コロナ禍でも成長!売り場拡大を続けるアメリカ食品小売企業ランキング(2021)

アメリカを拠点に世界80カ国で不動産に関わる全てのサービスを提供している会社JLL(Jones Lang LaSalle - ジョーンズ・ラング・ラサール)が最新調査レポート「Grocery Tracker 2022」を発表しました。

調査結果によると、新型コロナによる世界的パンデミック下において、必要不可欠なビジネスとして最も成長したのは食品小売企業であり、アメリカにおける食品小売業の売上はパンデミック前の2019年比で、2020年は9.4%、2021年には約16%伸びて8,030億ドルに達しているというデータを発表しています。
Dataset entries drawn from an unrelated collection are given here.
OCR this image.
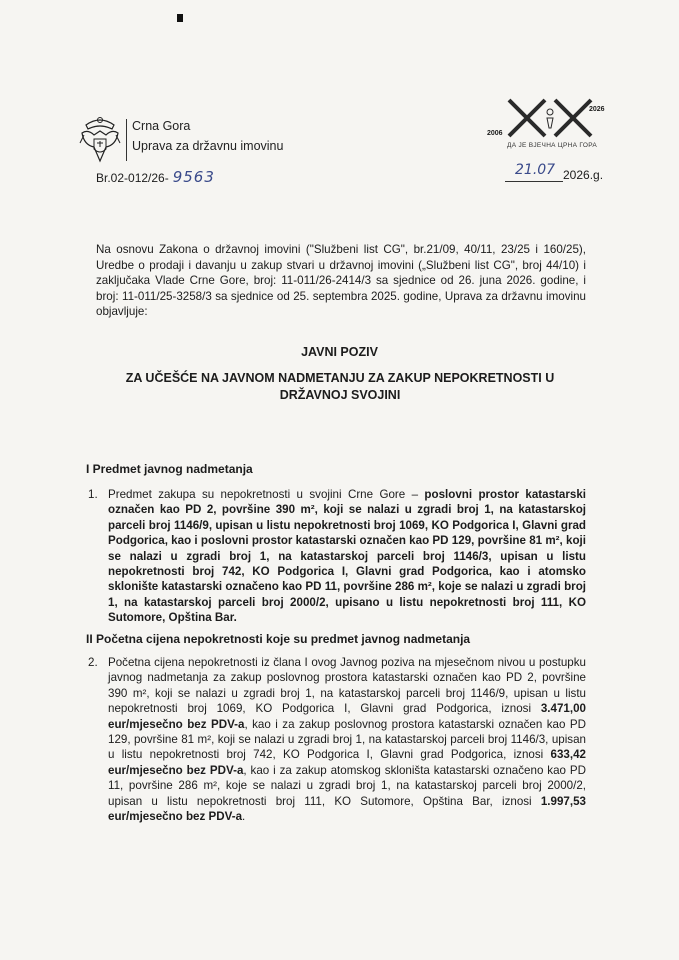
Crna Gora
Uprava za državnu imovinu
2006
2026
ДА ЈЕ ВЈЕЧНА ЦРНА ГОРА
Br.02-012/26- 9563	21.07 2026.g.
Na osnovu Zakona o državnoj imovini ("Službeni list CG", br.21/09, 40/11, 23/25 i 160/25), Uredbe o prodaji i davanju u zakup stvari u državnoj imovini („Službeni list CG", broj 44/10) i zaključaka Vlade Crne Gore, broj: 11-011/26-2414/3 sa sjednice od 26. juna 2026. godine, i broj: 11-011/25-3258/3 sa sjednice od 25. septembra 2025. godine, Uprava za državnu imovinu objavljuje:
JAVNI POZIV
ZA UČEŠĆE NA JAVNOM NADMETANJU ZA ZAKUP NEPOKRETNOSTI U DRŽAVNOJ SVOJINI
I Predmet javnog nadmetanja
1. Predmet zakupa su nepokretnosti u svojini Crne Gore – poslovni prostor katastarski označen kao PD 2, površine 390 m², koji se nalazi u zgradi broj 1, na katastarskoj parceli broj 1146/9, upisan u listu nepokretnosti broj 1069, KO Podgorica I, Glavni grad Podgorica, kao i poslovni prostor katastarski označen kao PD 129, površine 81 m², koji se nalazi u zgradi broj 1, na katastarskoj parceli broj 1146/3, upisan u listu nepokretnosti broj 742, KO Podgorica I, Glavni grad Podgorica, kao i atomsko sklonište katastarski označeno kao PD 11, površine 286 m², koje se nalazi u zgradi broj 1, na katastarskoj parceli broj 2000/2, upisano u listu nepokretnosti broj 111, KO Sutomore, Opština Bar.

II Početna cijena nepokretnosti koje su predmet javnog nadmetanja
2. Početna cijena nepokretnosti iz člana I ovog Javnog poziva na mjesečnom nivou u postupku javnog nadmetanja za zakup poslovnog prostora katastarski označen kao PD 2, površine 390 m², koji se nalazi u zgradi broj 1, na katastarskoj parceli broj 1146/9, upisan u listu nepokretnosti broj 1069, KO Podgorica I, Glavni grad Podgorica, iznosi 3.471,00 eur/mjesečno bez PDV-a, kao i za zakup poslovnog prostora katastarski označen kao PD 129, površine 81 m², koji se nalazi u zgradi broj 1, na katastarskoj parceli broj 1146/3, upisan u listu nepokretnosti broj 742, KO Podgorica I, Glavni grad Podgorica, iznosi 633,42 eur/mjesečno bez PDV-a, kao i za zakup atomskog skloništa katastarski označeno kao PD 11, površine 286 m², koje se nalazi u zgradi broj 1, na katastarskoj parceli broj 2000/2, upisan u listu nepokretnosti broj 111, KO Sutomore, Opština Bar, iznosi 1.997,53 eur/mjesečno bez PDV-a.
不動産投資スタートアップ企業のDatex Property Solutions(ダテックス・プロパティ・ソリューションズ)も、パンデミック下における食品小売企業の成長を裏付けるデータを発表しており、2021年のアメリカにおける食品小売企業への新規不動産リース実績が対2019年でほぼ2倍になったと報告しています。
今回は、前述のJLLの最新調査レポート「Grocery Tracker 2022」で発表された、昨年1年間で売り場スペースを増やした食品小売企業のランキングをご紹介します。
 


圧倒的な首位はドイツを拠点としているアルディで、昨年1年間で約220平方フィート(約21万㎡)の売り場面積を新たに追加しました。アルディについては2月の弊社トレンド・ピックアップ「アルディが店舗数でアメリカトップ3へ<2/09>」でもご紹介しましたが、現在アメリカ国内では約2,100店舗を展開しているハードディスカウントチェーンです。2022年中に新たに150店舗の新規出店を計画しており、年内にもウォルマート、クローガーに次いで店舗数でもアメリカトップ3に入る見込みです。

2位は東海岸中南部の7つの州で約1,290店舗を展開しているパブリクスでした。同社は同じく東海岸のみでの店舗展開ながら全国的な人気を誇るウェグマンズと人気を2分している大型食品小売チェーンで、2021年には拠点のフロリダ州を中心に約130万平方フィートの売り場を追加しました。


3位には西海岸を中心に約400店舗を展開しているグロサリー・アウトレットが入りました。同社については2020年1月のメールマガジン「2020年注目企業!グロサリー・アウトレット」でご紹介しましたが、毎日1,500を超えるサプライヤーから商品を仕入れ、一般のスーパーよりも40〜70%安い価格で商品を提供することで伸びているディスカウント・チェーンです。アルディやリドルがプライベートブランドを中心に価格訴求をしているのに対し、グロサリー・アウトレットはナショナルブランド商品を破格値で提供しているところが最大の特徴であり、昨年1年間で約90万平方フィートの売り場を新たに追加しました。同社は2022年にも更に28店舗の新規出店を予定しています。

4位以降の特記事項としては、アマゾン傘下のアマゾン・フレッシュとホールフーズの2店舗がランクインしたことがあげられます。特にアマゾン・フレッシュは2021年以降現在までに20店舗以上を新規出店しており、ほぼ全店に同社独自の買い物体験が可能なJust Walkout(ジャスト・ウォークアウト)を導入しています。それ以外にもスマホを使わず、手のひら認証のみで入店から決済まで完了するアマゾン・ワンも導入しています。3月のトレンド・ピックアップ「アマゾンが4スター店舗とブックストアを閉店<3/03>でもご紹介しましたが、アマゾンはアマゾン・フレッシュなどのグロサリー業態に注力するために、アマゾン4スターやアマゾンブックス等68店舗の閉店も発表しています。

今回は新たな売り場スペースからみたアメリカ食品小売企業のランキングでしたが、今後も様々な切り口のランキングをご紹介していきたいと思います。